De malas prontas para o Rio

Autora americana se inspira em Clarice Lispector para produzir um romance água com açúcar
Idra Novey, autora de “A arte de desaparecer”
26/05/2018

Em um parque decadente numa área decadente de Copacabana, uma mulher parou debaixo de uma amendoeira com uma mala e um charuto. Era uma mulher roliça com um tufo de cabelos grisalhos presos na nuca. Depois de observar a árvore por um minuto, ela mordeu o charuto, levantou a mala até o galho mais baixo, e escalou a árvore.

O começo do romance A arte de desaparecer, o primeiro da americana Idra Novey, parece promissor. Mas não se engane: se há algo interessante no começo — uma situação um tanto irreal, uma insinuação de um realismo mágico — é muito sutil e passa rápido.
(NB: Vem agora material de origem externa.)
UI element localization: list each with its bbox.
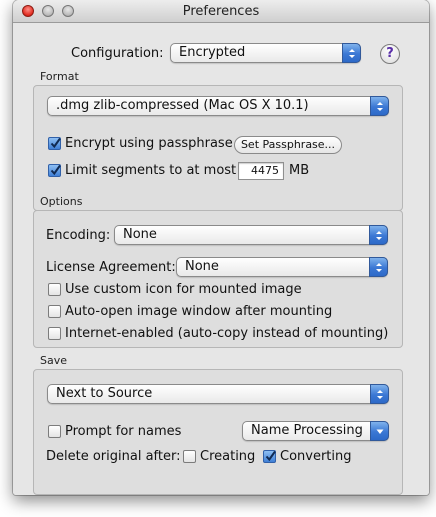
- configuration-label: Configuration:: [71, 46, 164, 61]
- auto-open-checkbox[interactable]: [48, 305, 61, 318]
- preferences-window: Preferences Configuration: Encrypted ? F…: [13, 0, 429, 495]
- title-bar[interactable]: Preferences: [13, 0, 429, 23]
- popup-arrows-icon: [370, 384, 389, 404]
- license-label: License Agreement:: [46, 260, 176, 275]
- auto-open-label: Auto-open image window after mounting: [65, 304, 333, 319]
- name-processing-value: Name Processing: [251, 423, 363, 438]
- limit-segments-checkbox[interactable]: [48, 164, 61, 177]
- popup-arrows-icon: [342, 43, 361, 63]
- window-content: Configuration: Encrypted ? Format .dmg z…: [13, 23, 429, 495]
- prompt-names-label: Prompt for names: [65, 424, 182, 439]
- popup-arrows-icon: [369, 257, 388, 277]
- window-title: Preferences: [182, 4, 260, 19]
- license-value: None: [185, 259, 219, 274]
- segment-size-field[interactable]: 4475: [238, 162, 284, 180]
- custom-icon-checkbox[interactable]: [48, 283, 61, 296]
- configuration-value: Encrypted: [179, 45, 246, 60]
- encrypt-checkbox[interactable]: [48, 137, 61, 150]
- set-passphrase-button[interactable]: Set Passphrase...: [234, 136, 342, 154]
- converting-label: Converting: [280, 449, 352, 464]
- image-format-popup[interactable]: .dmg zlib-compressed (Mac OS X 10.1): [47, 96, 389, 116]
- license-popup[interactable]: None: [176, 257, 388, 277]
- encoding-label: Encoding:: [46, 228, 111, 243]
- delete-original-label: Delete original after:: [46, 449, 181, 464]
- internet-enabled-label: Internet-enabled (auto-copy instead of m…: [65, 326, 389, 341]
- internet-enabled-checkbox[interactable]: [48, 327, 61, 340]
- help-button[interactable]: ?: [380, 44, 400, 64]
- image-format-value: .dmg zlib-compressed (Mac OS X 10.1): [56, 98, 309, 113]
- encoding-value: None: [123, 227, 157, 242]
- custom-icon-label: Use custom icon for mounted image: [65, 282, 302, 297]
- creating-label: Creating: [200, 449, 256, 464]
- segment-size-unit: MB: [289, 163, 310, 178]
- configuration-popup[interactable]: Encrypted: [170, 43, 361, 63]
- encrypt-label: Encrypt using passphrase: [65, 136, 233, 151]
- encoding-popup[interactable]: None: [114, 225, 388, 245]
- prompt-names-checkbox[interactable]: [48, 425, 61, 438]
- converting-checkbox[interactable]: [263, 450, 276, 463]
- save-location-popup[interactable]: Next to Source: [47, 384, 389, 404]
- save-location-value: Next to Source: [56, 386, 153, 401]
- limit-segments-label: Limit segments to at most: [65, 163, 237, 178]
- popup-arrows-icon: [370, 96, 389, 116]
- format-section-label: Format: [40, 70, 79, 83]
- options-section-label: Options: [40, 195, 83, 208]
- name-processing-popup[interactable]: Name Processing: [242, 421, 389, 441]
- pulldown-arrow-icon: [370, 421, 389, 441]
- creating-checkbox[interactable]: [183, 450, 196, 463]
- save-section-label: Save: [40, 354, 68, 367]
- popup-arrows-icon: [369, 225, 388, 245]
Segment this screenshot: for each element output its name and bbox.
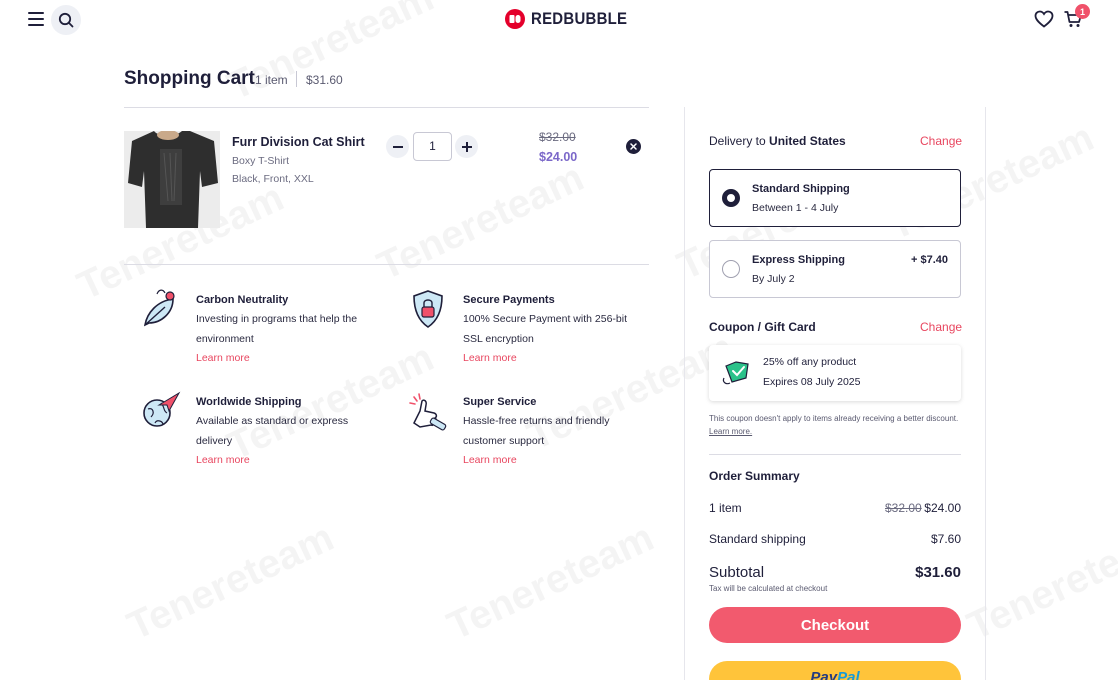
item-name[interactable]: Furr Division Cat Shirt [232,135,365,149]
radio-selected[interactable] [722,189,740,207]
feature-title: Worldwide Shipping [196,396,302,408]
learn-more-link[interactable]: Learn more [196,349,376,367]
thumbs-up-icon [406,389,450,433]
item-type: Boxy T-Shirt [232,155,289,167]
standard-shipping-option[interactable]: Standard Shipping Between 1 - 4 July [709,169,961,227]
coupon-expiry: Expires 08 July 2025 [763,376,861,388]
coupon-note: This coupon doesn't apply to items alrea… [709,412,965,438]
cart-total: $31.60 [306,73,343,87]
redbubble-logo-icon [505,9,525,29]
paypal-pay-text: Pay [810,669,838,680]
page-title: Shopping Cart [124,68,255,89]
applied-coupon-card: 25% off any product Expires 08 July 2025 [709,345,961,401]
watermark: Tenereteam [441,515,661,649]
paypal-button[interactable]: PayPal [709,661,961,680]
order-summary-title: Order Summary [709,469,800,483]
shipping-option-name: Express Shipping [752,254,845,266]
divider [985,107,986,680]
summary-items-original-price: $32.00 [885,501,922,515]
subtotal-label: Subtotal [709,564,765,581]
leaf-icon [139,287,183,331]
feature-title: Carbon Neutrality [196,294,289,306]
summary-shipping-label: Standard shipping [709,532,806,546]
item-original-price: $32.00 [539,130,576,144]
summary-items-value: $24.00 [924,501,961,515]
watermark: Tenereteam [121,515,341,649]
quantity-decrease-button[interactable] [386,135,409,158]
change-delivery-link[interactable]: Change [920,134,962,148]
subtotal-value: $31.60 [915,564,961,581]
feature-description: 100% Secure Payment with 256-bit SSL enc… [463,313,628,345]
shipping-option-price: + $7.40 [910,254,948,266]
shield-lock-icon [406,287,450,331]
feature-description: Hassle-free returns and friendly custome… [463,415,610,447]
delivery-label: Delivery to [709,134,766,148]
tax-note: Tax will be calculated at checkout [709,584,828,593]
feature-title: Secure Payments [463,294,555,306]
shipping-option-date: Between 1 - 4 July [752,202,839,214]
delivery-destination: Delivery to United States [709,134,846,148]
delivery-country: United States [769,134,846,148]
feature-description: Available as standard or express deliver… [196,415,349,447]
summary-items-label: 1 item [709,501,742,515]
divider [684,107,685,680]
checkout-button[interactable]: Checkout [709,607,961,643]
remove-item-close-icon[interactable] [626,139,641,154]
divider [124,264,649,265]
watermark: Tenereteam [371,155,591,289]
item-variant: Black, Front, XXL [232,173,314,185]
feature-description: Investing in programs that help the envi… [196,313,358,345]
coupon-note-text: This coupon doesn't apply to items alrea… [709,414,959,423]
radio-unselected[interactable] [722,260,740,278]
summary-shipping-value: $7.60 [930,532,961,546]
product-image[interactable] [124,131,220,228]
quantity-increase-button[interactable] [455,135,478,158]
cart-count-badge: 1 [1075,4,1090,19]
coupon-section-label: Coupon / Gift Card [709,320,816,334]
heart-icon[interactable] [1034,10,1054,33]
search-icon[interactable] [51,5,81,35]
quantity-input[interactable]: 1 [413,132,452,161]
divider [124,107,649,108]
shipping-option-name: Standard Shipping [752,183,850,195]
hamburger-menu-icon[interactable] [28,12,44,26]
shipping-option-date: By July 2 [752,273,795,285]
globe-plane-icon [139,389,183,433]
feature-secure-payments: Secure Payments 100% Secure Payment with… [413,290,643,367]
feature-super-service: Super Service Hassle-free returns and fr… [409,393,623,469]
coupon-learn-more-link[interactable]: Learn more. [709,427,752,436]
feature-title: Super Service [463,396,537,408]
divider [296,71,297,87]
brand-logo[interactable]: REDBUBBLE [505,9,640,29]
divider [709,454,961,455]
brand-name: REDBUBBLE [531,9,628,28]
paypal-logo: PayPal [810,669,859,680]
coupon-title: 25% off any product [763,356,857,368]
coupon-tag-icon [722,358,752,386]
learn-more-link[interactable]: Learn more [463,349,643,367]
express-shipping-option[interactable]: Express Shipping By July 2 + $7.40 [709,240,961,298]
feature-worldwide-shipping: Worldwide Shipping Available as standard… [143,391,356,469]
learn-more-link[interactable]: Learn more [196,451,356,469]
paypal-pal-text: Pal [837,669,860,680]
top-navigation-bar: REDBUBBLE 1 [0,0,1118,40]
cart-item-count: 1 item [255,73,288,87]
learn-more-link[interactable]: Learn more [463,451,623,469]
change-coupon-link[interactable]: Change [920,320,962,334]
feature-carbon-neutrality: Carbon Neutrality Investing in programs … [143,289,376,367]
item-sale-price: $24.00 [539,150,578,164]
A personagem do início é Beatriz Yagoda, uma autora que nasceu na África do Sul e veio para o Brasil quando tinha apenas dois anos de idade (a personagem, segundo Novey, é inspirada em Clarice Lispector — ainda que caiba dizer aqui que o livro não se pretende uma não-ficção nem um roman à clef). Depois da cena do parque, a autora desaparece, e resta ao leitor acompanhar os filhos e a tradutora de Beatriz enquanto eles a buscam.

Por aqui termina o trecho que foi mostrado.